– Твою мать. Вот и посмотрела закат, – севшим голосом пробормотала Наташа, никак не ожидая, что ставшее уже привычным любование Воркутой примет такой характер. Так искрился на солнце белый снег; над домами клубились красиво подсвеченные облака причудливой формы, золотилось предзакатное небо. А только что на фоне этой идиллической картины алая машина сбила человека, он лежит, распластанный, в сугробе, а машина-убийца отчаянно маневрирует, визжа шинами, и вот-вот сорвется в овраг.
Рука в черной рукавице высунулась из сугроба, попыталась уцепиться за что-то, но рыхлый снег проминался и осыпался. Рука поскребла по нему и бессильно упала.
Тут только Наташа вышла из ступора. Господи, человек, сбитый машиной, нуждается в помощи, он, наверное, сильно травмирован, а вокруг – никого. И машина-убийца вот-вот грохнется с немаленькой высоты. Не ту машину выбрал для воркутинской зимы… Пусть с ним разбираются правоохранительные структуры, но нельзя же сидеть, как болван, и смотреть, как гибнут сразу двое.

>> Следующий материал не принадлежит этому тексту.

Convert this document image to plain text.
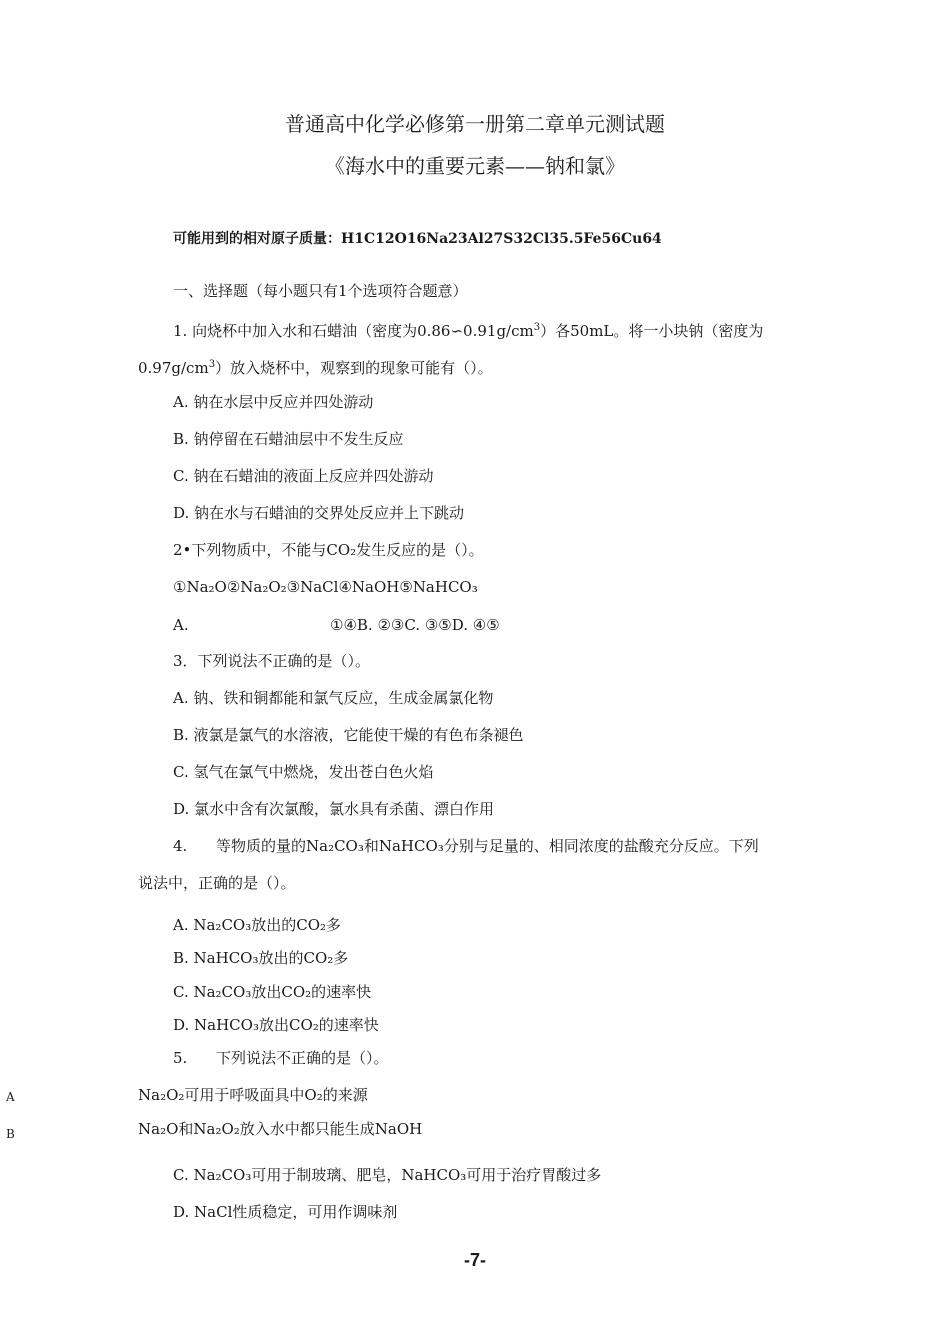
普通高中化学必修第一册第二章单元测试题
《海水中的重要元素——钠和氯》
可能用到的相对原子质量：H1C12O16Na23Al27S32Cl35.5Fe56Cu64
一、选择题（每小题只有1个选项符合题意）
1. 向烧杯中加入水和石蜡油（密度为$0.86∽0.91g/cm^3$）各50mL。将一小块钠（密度为
$0.97g/cm^3$）放入烧杯中，观察到的现象可能有（）。
A. 钠在水层中反应并四处游动
B. 钠停留在石蜡油层中不发生反应
C. 钠在石蜡油的液面上反应并四处游动
D. 钠在水与石蜡油的交界处反应并上下跳动
2•下列物质中，不能与CO₂发生反应的是（）。
①Na₂O②Na₂O₂③NaCl④NaOH⑤NaHCO₃
A.	①④B. ②③C. ③⑤D. ④⑤
3．下列说法不正确的是（）。
A. 钠、铁和铜都能和氯气反应，生成金属氯化物
B. 液氯是氯气的水溶液，它能使干燥的有色布条褪色
C. 氢气在氯气中燃烧，发出苍白色火焰
D. 氯水中含有次氯酸，氯水具有杀菌、漂白作用
4. 等物质的量的Na₂CO₃和NaHCO₃分别与足量的、相同浓度的盐酸充分反应。下列
说法中，正确的是（）。
A. Na₂CO₃放出的CO₂多
B. NaHCO₃放出的CO₂多
C. Na₂CO₃放出CO₂的速率快
D. NaHCO₃放出CO₂的速率快
5. 下列说法不正确的是（）。
A	Na₂O₂可用于呼吸面具中O₂的来源
B	Na₂O和Na₂O₂放入水中都只能生成NaOH
C. Na₂CO₃可用于制玻璃、肥皂，NaHCO₃可用于治疗胃酸过多
D. NaCl性质稳定，可用作调味剂
-7-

Наташа быстро открыла мобильный интернет, нашла номера телефонов воркутинских ГИБДД и "скорой помощи" и сначала позвонила врачам.
Услышав о жертве ДТП у Тиманского оврага, диспетчер четко ответила, что высылает машину.
В полиции ей ответил мужчина с гулким басом.
– Высылаю наряд, – прогудел он. – А вы не уходите, нам понадобятся ваши показания. Вы где находитесь?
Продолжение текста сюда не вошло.